- The “Tuck Rule” game famously helped Tom Brady win his first Super Bowl.
- In the 20 years since it’s been constantly debated whether or not the play was called correctly.
- Brady himself has since chimed in, admitting that it “might’ve” been a fumble.
While Tom Brady’s legacy is undoubtedly the result of his own talent and determination, like all epic stories, the quarterback’s journey to becoming the greatest of all time has benefitted from some luck along the way.
As a New York Jets fan myself, I’m well aware of the fact that Brady’s career officially began after Jets linebacker Mo Lewis knocked then-Pats QB Drew Bledsoe out of the game with a crunching sideline tackle. As the saying goes, no one’s ever gotten anywhere worth going without occasionally being in the right place at the right time. Never heard that one before?
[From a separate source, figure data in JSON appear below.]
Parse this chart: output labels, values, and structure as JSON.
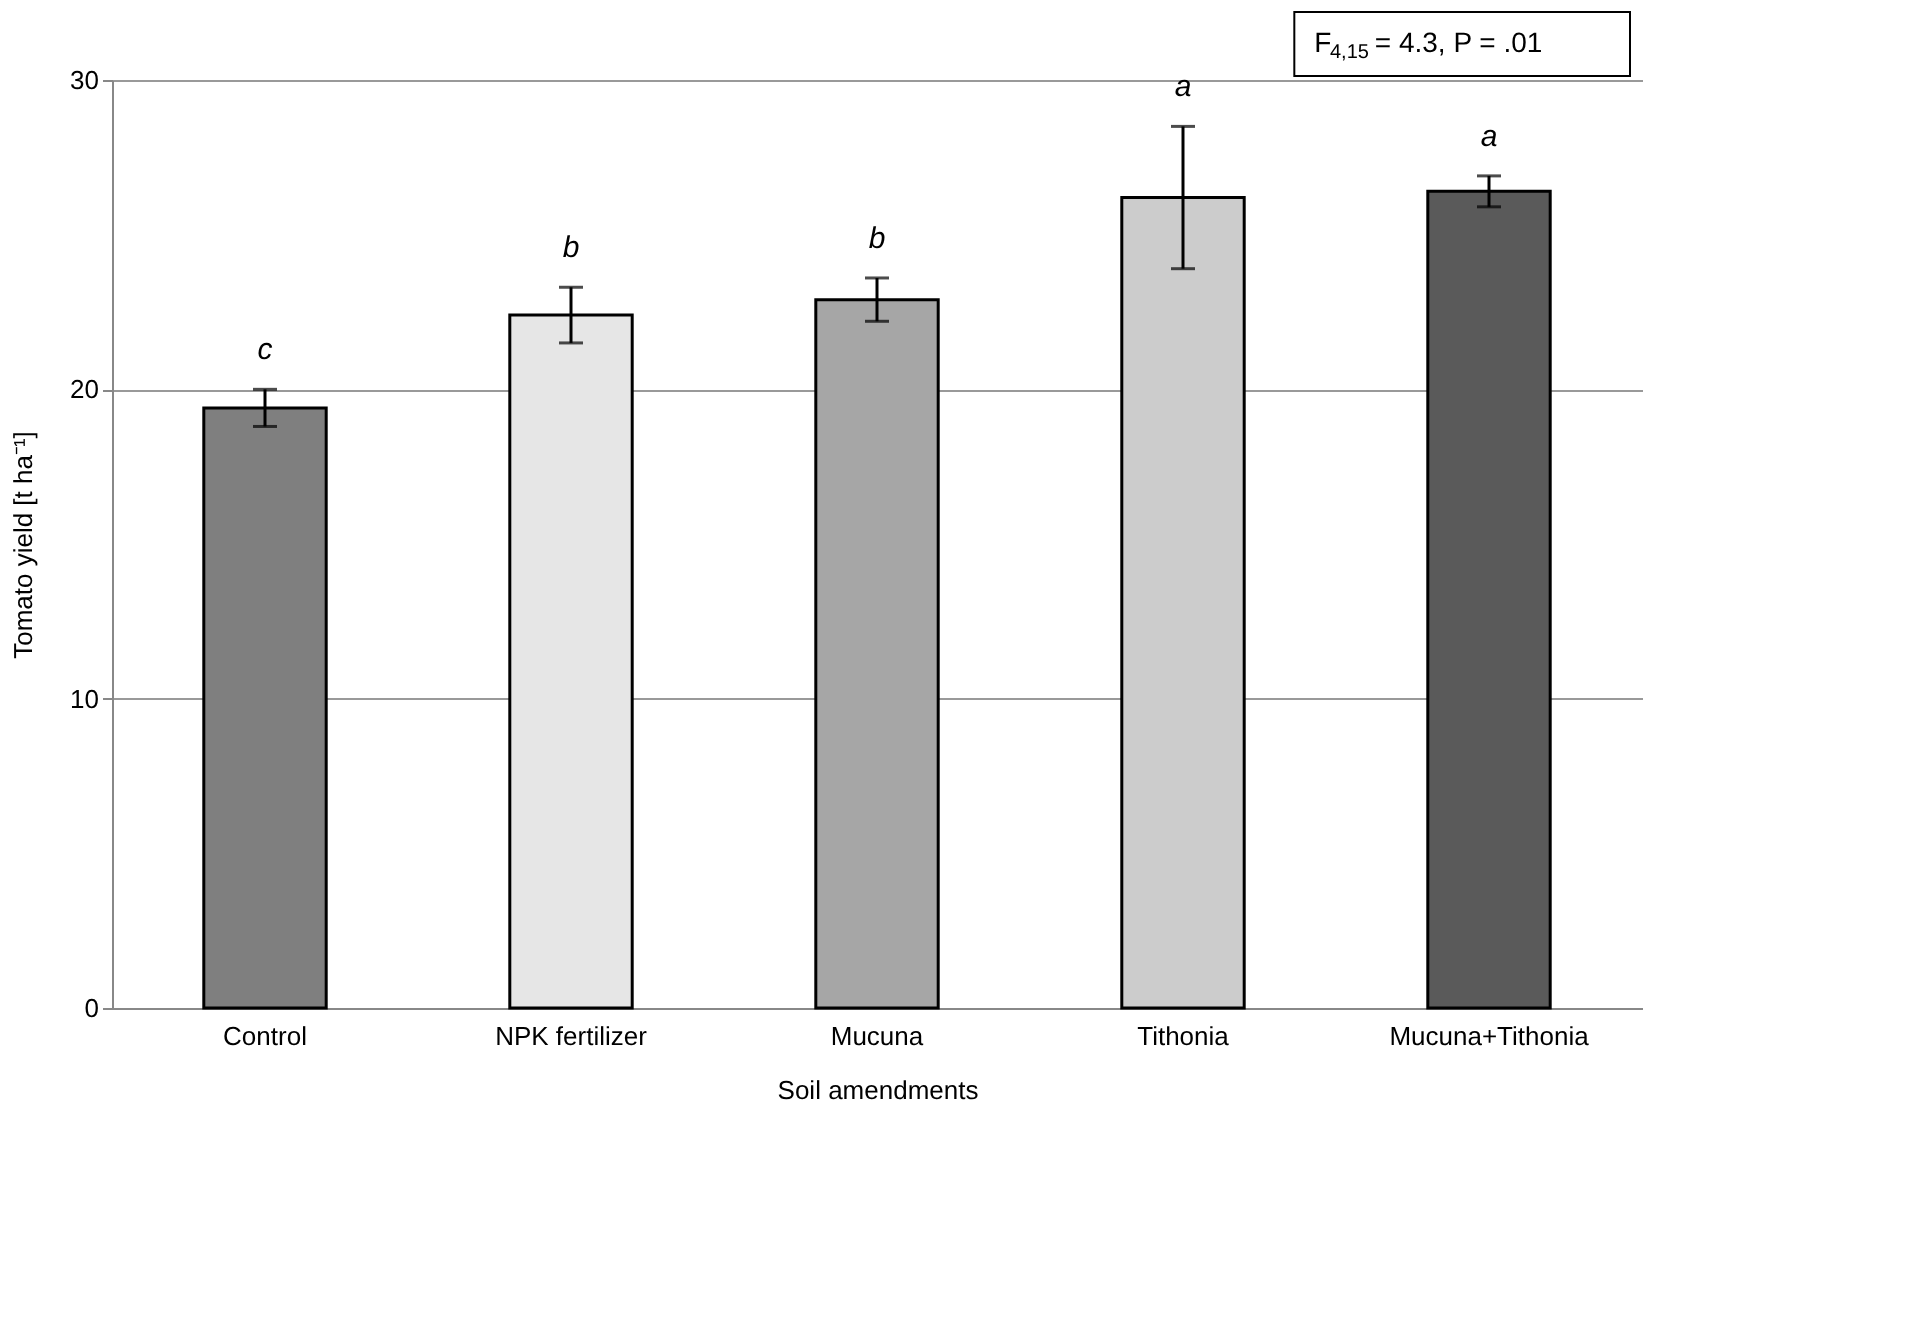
{
  "chart_data": {
    "type": "bar",
    "xlabel": "Soil amendments",
    "ylabel": "Tomato yield [t ha⁻¹]",
    "categories": [
      "Control",
      "NPK fertilizer",
      "Mucuna",
      "Tithonia",
      "Mucuna+Tithonia"
    ],
    "values": [
      19.4,
      22.4,
      22.9,
      26.2,
      26.4
    ],
    "errors": [
      0.6,
      0.9,
      0.7,
      2.3,
      0.5
    ],
    "colors": [
      "#7f7f7f",
      "#e6e6e6",
      "#a6a6a6",
      "#cccccc",
      "#5a5a5a"
    ],
    "ylim": [
      0,
      30
    ],
    "yticks": [
      0,
      10,
      20,
      30
    ],
    "grid": "y",
    "annotations": [
      {
        "text": "c",
        "x": "Control",
        "y": 20.0
      },
      {
        "text": "b",
        "x": "NPK fertilizer",
        "y": 23.3
      },
      {
        "text": "b",
        "x": "Mucuna",
        "y": 23.6
      },
      {
        "text": "a",
        "x": "Tithonia",
        "y": 28.5
      },
      {
        "text": "a",
        "x": "Mucuna+Tithonia",
        "y": 26.9
      },
      "F$_{4,15}$ = 4.3, P = .01"
    ]
  }
}
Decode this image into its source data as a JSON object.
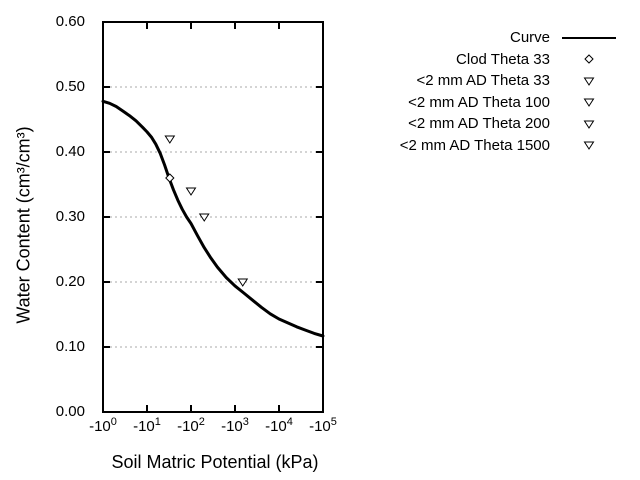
{
  "chart_data": {
    "type": "line",
    "title": "",
    "xlabel": "Soil Matric Potential (kPa)",
    "ylabel": "Water Content (cm³/cm³)",
    "x_axis": {
      "scale": "log10 of negative potential",
      "range_decades": [
        0,
        5
      ],
      "tick_labels": [
        {
          "base": "-10",
          "exp": "0"
        },
        {
          "base": "-10",
          "exp": "1"
        },
        {
          "base": "-10",
          "exp": "2"
        },
        {
          "base": "-10",
          "exp": "3"
        },
        {
          "base": "-10",
          "exp": "4"
        },
        {
          "base": "-10",
          "exp": "5"
        }
      ]
    },
    "y_axis": {
      "min": 0.0,
      "max": 0.6,
      "tick_labels": [
        "0.00",
        "0.10",
        "0.20",
        "0.30",
        "0.40",
        "0.50",
        "0.60"
      ],
      "gridlines_at": [
        0.1,
        0.2,
        0.3,
        0.4,
        0.5
      ],
      "grid_color": "#a8a8a8",
      "grid_style": "dotted"
    },
    "axis_color": "#000000",
    "legend_position": "top-right-outside",
    "series": [
      {
        "name": "Curve",
        "kind": "line",
        "color": "#000000",
        "line_width": 3,
        "points_dec_theta": [
          [
            0.0,
            0.478
          ],
          [
            0.15,
            0.475
          ],
          [
            0.3,
            0.47
          ],
          [
            0.45,
            0.463
          ],
          [
            0.6,
            0.456
          ],
          [
            0.75,
            0.448
          ],
          [
            0.9,
            0.438
          ],
          [
            1.0,
            0.431
          ],
          [
            1.1,
            0.423
          ],
          [
            1.2,
            0.412
          ],
          [
            1.3,
            0.398
          ],
          [
            1.4,
            0.38
          ],
          [
            1.5,
            0.36
          ],
          [
            1.6,
            0.342
          ],
          [
            1.7,
            0.326
          ],
          [
            1.8,
            0.312
          ],
          [
            1.9,
            0.3
          ],
          [
            2.0,
            0.29
          ],
          [
            2.15,
            0.271
          ],
          [
            2.3,
            0.253
          ],
          [
            2.45,
            0.237
          ],
          [
            2.6,
            0.223
          ],
          [
            2.8,
            0.207
          ],
          [
            3.0,
            0.194
          ],
          [
            3.2,
            0.183
          ],
          [
            3.4,
            0.172
          ],
          [
            3.6,
            0.161
          ],
          [
            3.8,
            0.151
          ],
          [
            4.0,
            0.143
          ],
          [
            4.2,
            0.137
          ],
          [
            4.4,
            0.131
          ],
          [
            4.6,
            0.126
          ],
          [
            4.8,
            0.121
          ],
          [
            5.0,
            0.117
          ]
        ]
      },
      {
        "name": "Clod Theta 33",
        "kind": "scatter",
        "marker": "diamond-open",
        "color": "#000000",
        "points": [
          {
            "kpa": -33,
            "theta": 0.36
          }
        ]
      },
      {
        "name": "<2 mm AD Theta 33",
        "kind": "scatter",
        "marker": "triangle-down-open",
        "color": "#000000",
        "points": [
          {
            "kpa": -33,
            "theta": 0.42
          }
        ]
      },
      {
        "name": "<2 mm AD Theta 100",
        "kind": "scatter",
        "marker": "triangle-down-open",
        "color": "#000000",
        "points": [
          {
            "kpa": -100,
            "theta": 0.34
          }
        ]
      },
      {
        "name": "<2 mm AD Theta 200",
        "kind": "scatter",
        "marker": "triangle-down-open",
        "color": "#000000",
        "points": [
          {
            "kpa": -200,
            "theta": 0.3
          }
        ]
      },
      {
        "name": "<2 mm AD Theta 1500",
        "kind": "scatter",
        "marker": "triangle-down-open",
        "color": "#000000",
        "points": [
          {
            "kpa": -1500,
            "theta": 0.2
          }
        ]
      }
    ]
  }
}
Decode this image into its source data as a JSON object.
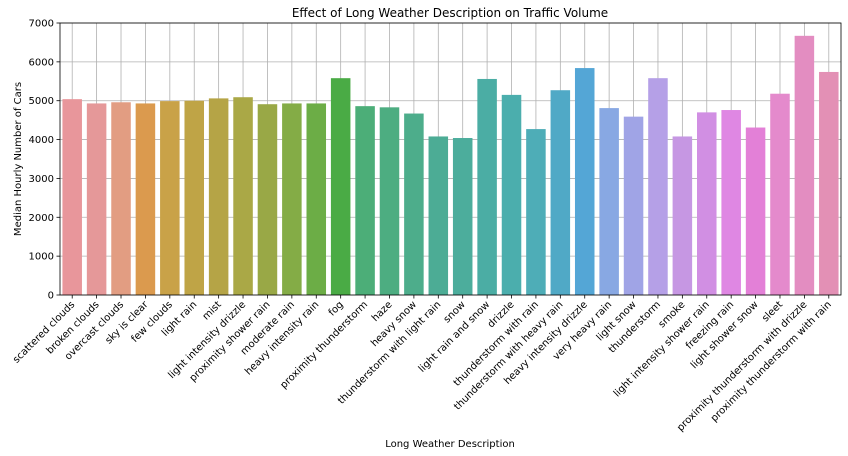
{
  "chart_data": {
    "type": "bar",
    "title": "Effect of Long Weather Description on Traffic Volume",
    "xlabel": "Long Weather Description",
    "ylabel": "Median Hourly Number of Cars",
    "ylim": [
      0,
      7000
    ],
    "yticks": [
      0,
      1000,
      2000,
      3000,
      4000,
      5000,
      6000,
      7000
    ],
    "grid": true,
    "categories": [
      "scattered clouds",
      "broken clouds",
      "overcast clouds",
      "sky is clear",
      "few clouds",
      "light rain",
      "mist",
      "light intensity drizzle",
      "proximity shower rain",
      "moderate rain",
      "heavy intensity rain",
      "fog",
      "proximity thunderstorm",
      "haze",
      "heavy snow",
      "thunderstorm with light rain",
      "snow",
      "light rain and snow",
      "drizzle",
      "thunderstorm with rain",
      "thunderstorm with heavy rain",
      "heavy intensity drizzle",
      "very heavy rain",
      "light snow",
      "thunderstorm",
      "smoke",
      "light intensity shower rain",
      "freezing rain",
      "light shower snow",
      "sleet",
      "proximity thunderstorm with drizzle",
      "proximity thunderstorm with rain"
    ],
    "values": [
      5040,
      4930,
      4960,
      4930,
      4990,
      5000,
      5060,
      5090,
      4910,
      4930,
      4930,
      5580,
      4860,
      4830,
      4670,
      4080,
      4040,
      5560,
      5150,
      4270,
      5270,
      5840,
      4810,
      4590,
      5580,
      4080,
      4700,
      4760,
      4310,
      5180,
      6670,
      5740
    ],
    "colors": [
      "#e8969b",
      "#e59899",
      "#e29d82",
      "#db9a4e",
      "#c9a248",
      "#bfa446",
      "#b5a446",
      "#aaa846",
      "#99a846",
      "#84ac46",
      "#6cad46",
      "#4aab45",
      "#4cae78",
      "#4dad81",
      "#4dad8b",
      "#4cac95",
      "#4cad9c",
      "#4bada4",
      "#4baead",
      "#4eadb7",
      "#50a9c6",
      "#54a6d6",
      "#88a8e3",
      "#a0a4e6",
      "#b5a0e7",
      "#c697e3",
      "#d18fe3",
      "#df87e3",
      "#e380d7",
      "#e48acc",
      "#e38dc1",
      "#e390b5"
    ]
  }
}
That’s because I just made it up.
The point is, though, that this stroke of luck, this injury to Bledsoe, has since been characterized as the dawn of Brady’s legendary career in New England.
Then, a year after he made his debut, Brady had the second infamously lucky moment of his career en route to his first-ever Super Bowl title: the Tuck Rule game. Give how long it’s been (20-plus years!), here’s a quick refresher of the Tuck Rule game’s significance, via Wikipedia:
The 2001 AFC Divisional Playoff game between the New England Patriots and the Oakland Raiders, also known as the Tuck Rule Game at Foxboro Stadium in Foxborough, Massachusetts. The game, played under a heavy snowfall, was the last at Foxboro Stadium.
The name Tuck Rule Game originates from the controversial game-changing play. In the 4th quarter, Raiders’ cornerback Charles Woodson tackled Patriots’ quarterback Tom Brady, causing what initially appeared to be a fumble that was recovered by Raiders’ linebacker Greg Biekert. If the decision had remained a fumble, it would have almost certainly sealed the game for Oakland.
The following week, the Pats would beat the Steelers in Pittsburgh before heading to the Super Bowl and beating Kurt Warner’s Rams by a score of 20-17. Brady, of course, would then go on to win another five Super Bowls during his now-23-year-long NFL career.
Even Brady himself has acknowledged the significance of the Tuck Rule game, saying that he probably would’ve begun the following season as Bledsoe’s backup once again had the Patriots lost that game:
“I’m probably the backup QB going into 2002. I’m not the starter if we lose that game,” Brady said in ESPN’s “30 For 30” documentary The Tuck Rule.
Tom Brady admits the infamous Tuck Rule game incident “might’ve been a fumble”
Now, more than 20 years since the famous postseason incident, Brady himself is even casually admitting that the play “might’ve” actually been a fumble:
Everyone keep this on the down low please. pic.twitter.com/xPtrg1kXjr
— Tom Brady (@TomBrady) May 5, 2022
One can only imagine the other sliding-doors universe in which Brady lost possession of that snow-covered ball. Maybe the Jets are decent in that world. Hopefully. Probably not though. Jets suckage is multiversal.